Through visual training, however, these patients learn to pay more attention to the degraded visual input and make use of it.
“When we train our patients in this rigorous regime, they try to register what's going on in the blind field,” Dr. Huxlin said. “They know what reality is because they get feedback on whether they were right or wrong, which is important for them to get better.”
The training regimen used by Dr. Seitz and his colleagues trains subjects to pay closer attention to a large portion of their visual field and extract information from it.
“I don't think anyone has done this before in the context of perceptual learning,” Dr. Huxlin said. “Either people have trained subjects visually and forced them to extract precise information from a single location, or they've done eye movement training. The unique thing that Aaron has done is combine the two, and we've very keen to see if there's a way to adapt that.”
Other potential applications of the type of visual training used in the Current Biology paper, according to Dr. Huxlin, might include improving attention among the elderly. “In aging, the functional size of the visual field tends to shrink, largely as a result of the attentional field shrinking,” she said. “This training paradigm could help people enlarge their attentional field, which could have serious implications for driving, when you need to react to things coming at you from the side. Anyone who does visual exercises will get better. There's nothing to lose with this. It's non-invasive.”
While visual training may help stroke patients recover some lost vision, the nature of the impairment must be identified, according to Ronald M. Lazar, PhD, a professor of neuropsychology at the Columbia University Medical Center, and director of the Levine Cerebral Localization Laboratory at the Columbia University College of Physicians & Surgeons.
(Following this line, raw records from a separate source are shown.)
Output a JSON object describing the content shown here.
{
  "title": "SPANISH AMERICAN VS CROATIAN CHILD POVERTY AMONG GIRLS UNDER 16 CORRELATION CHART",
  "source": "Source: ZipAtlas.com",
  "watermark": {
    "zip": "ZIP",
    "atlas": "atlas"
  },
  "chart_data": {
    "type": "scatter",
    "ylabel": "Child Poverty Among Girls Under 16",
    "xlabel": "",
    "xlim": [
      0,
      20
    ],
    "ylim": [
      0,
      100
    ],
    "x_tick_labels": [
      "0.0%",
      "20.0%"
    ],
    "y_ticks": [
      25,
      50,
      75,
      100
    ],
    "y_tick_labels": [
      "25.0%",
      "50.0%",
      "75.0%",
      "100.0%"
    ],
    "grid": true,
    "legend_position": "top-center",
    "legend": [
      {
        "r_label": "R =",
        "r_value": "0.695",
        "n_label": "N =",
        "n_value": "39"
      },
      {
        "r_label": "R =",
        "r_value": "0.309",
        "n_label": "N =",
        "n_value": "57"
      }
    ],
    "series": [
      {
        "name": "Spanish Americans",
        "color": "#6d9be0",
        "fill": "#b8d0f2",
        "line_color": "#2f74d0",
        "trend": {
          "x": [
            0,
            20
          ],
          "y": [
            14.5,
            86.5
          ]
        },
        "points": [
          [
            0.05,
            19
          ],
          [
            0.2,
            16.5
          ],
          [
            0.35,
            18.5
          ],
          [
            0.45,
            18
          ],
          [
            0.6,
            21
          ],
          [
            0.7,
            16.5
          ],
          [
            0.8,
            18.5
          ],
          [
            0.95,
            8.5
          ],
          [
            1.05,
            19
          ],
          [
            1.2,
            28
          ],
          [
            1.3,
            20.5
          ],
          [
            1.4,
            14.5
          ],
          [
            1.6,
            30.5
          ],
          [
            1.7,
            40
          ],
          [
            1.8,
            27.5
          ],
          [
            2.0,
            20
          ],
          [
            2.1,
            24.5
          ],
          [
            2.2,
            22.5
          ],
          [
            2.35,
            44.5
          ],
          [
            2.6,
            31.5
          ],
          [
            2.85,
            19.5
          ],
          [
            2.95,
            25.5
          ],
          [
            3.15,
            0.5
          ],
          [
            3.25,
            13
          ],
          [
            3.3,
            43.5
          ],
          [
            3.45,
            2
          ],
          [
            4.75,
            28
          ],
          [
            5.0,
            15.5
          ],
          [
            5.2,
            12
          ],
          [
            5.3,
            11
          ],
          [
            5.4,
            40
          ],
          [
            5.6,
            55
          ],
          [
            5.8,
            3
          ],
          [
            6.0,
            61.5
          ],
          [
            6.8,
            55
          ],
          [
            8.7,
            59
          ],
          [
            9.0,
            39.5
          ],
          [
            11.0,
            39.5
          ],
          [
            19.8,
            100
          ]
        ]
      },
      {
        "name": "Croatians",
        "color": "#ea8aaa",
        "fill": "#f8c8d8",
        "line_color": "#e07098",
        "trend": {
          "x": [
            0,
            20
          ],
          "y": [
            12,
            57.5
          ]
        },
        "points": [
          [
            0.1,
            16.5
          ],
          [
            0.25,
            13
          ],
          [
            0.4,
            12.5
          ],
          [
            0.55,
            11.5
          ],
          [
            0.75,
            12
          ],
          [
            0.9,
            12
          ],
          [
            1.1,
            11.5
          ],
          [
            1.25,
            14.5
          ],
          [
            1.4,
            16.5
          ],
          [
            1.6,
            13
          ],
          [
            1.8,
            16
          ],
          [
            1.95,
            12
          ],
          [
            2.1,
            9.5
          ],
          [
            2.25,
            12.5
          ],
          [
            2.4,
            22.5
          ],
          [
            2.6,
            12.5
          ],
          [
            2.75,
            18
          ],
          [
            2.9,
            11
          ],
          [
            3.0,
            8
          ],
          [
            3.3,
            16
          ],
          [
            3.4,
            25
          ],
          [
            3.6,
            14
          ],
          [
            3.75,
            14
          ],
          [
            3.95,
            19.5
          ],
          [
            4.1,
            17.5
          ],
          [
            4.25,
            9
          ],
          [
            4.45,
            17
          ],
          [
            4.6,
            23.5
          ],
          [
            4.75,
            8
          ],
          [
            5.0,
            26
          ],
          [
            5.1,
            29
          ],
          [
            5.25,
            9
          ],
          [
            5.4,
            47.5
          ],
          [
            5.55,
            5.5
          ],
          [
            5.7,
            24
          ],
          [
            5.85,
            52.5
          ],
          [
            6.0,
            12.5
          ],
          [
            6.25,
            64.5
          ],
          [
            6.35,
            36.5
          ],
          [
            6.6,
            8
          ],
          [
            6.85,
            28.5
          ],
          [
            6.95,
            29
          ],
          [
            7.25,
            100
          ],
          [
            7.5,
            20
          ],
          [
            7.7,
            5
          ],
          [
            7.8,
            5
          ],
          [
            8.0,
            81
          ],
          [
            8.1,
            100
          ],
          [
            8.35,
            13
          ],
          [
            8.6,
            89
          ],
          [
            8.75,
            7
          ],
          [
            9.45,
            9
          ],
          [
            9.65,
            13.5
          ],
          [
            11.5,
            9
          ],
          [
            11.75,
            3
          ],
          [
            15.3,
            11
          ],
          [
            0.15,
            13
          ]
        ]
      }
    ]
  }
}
“I think before patients go through a technique like this, they need thorough evaluation to make sure that critical prerequisites are intact,” he said. “For example, has there been impairment in reaction time, in scanning, in memory or attention and concentration? The techniques they used with these baseball players seemed to work, so perhaps they could be adapted to those who have various types of visually-related disorders from stroke or other brain impairments.”
Dr. Lazar also admired the training paradigm for the way it used continuous reinforcement to promote motivation and to maximize performance. “They make changes that are competency-based so you don't go to a more complex step until you have demonstrated mastery of a prior step, and if you don't demonstrate mastery, they make it simpler before you move up again,” he said. “That kind of titration is a definite strength of this kind of technique.”
Michael A. Dimyan, MD, an assistant professor of neurology at the University of Maryland School of Medicine and the VA Maryland Health Care System, found the results of the study compelling because of the strength of the effect produced, but he wondered if such results would generalize to other skills.
“In general, cognitive training seems to work, but it seems to be specific to whatever you train for,” he said. “If you practice a particular computer game, you get better at that computer game, but you generally don't feel a lot of effects transferring to more global skill domains. Here, at least the transfer from improvement in the app to improvement of visual acuity was probably the most exciting effect.”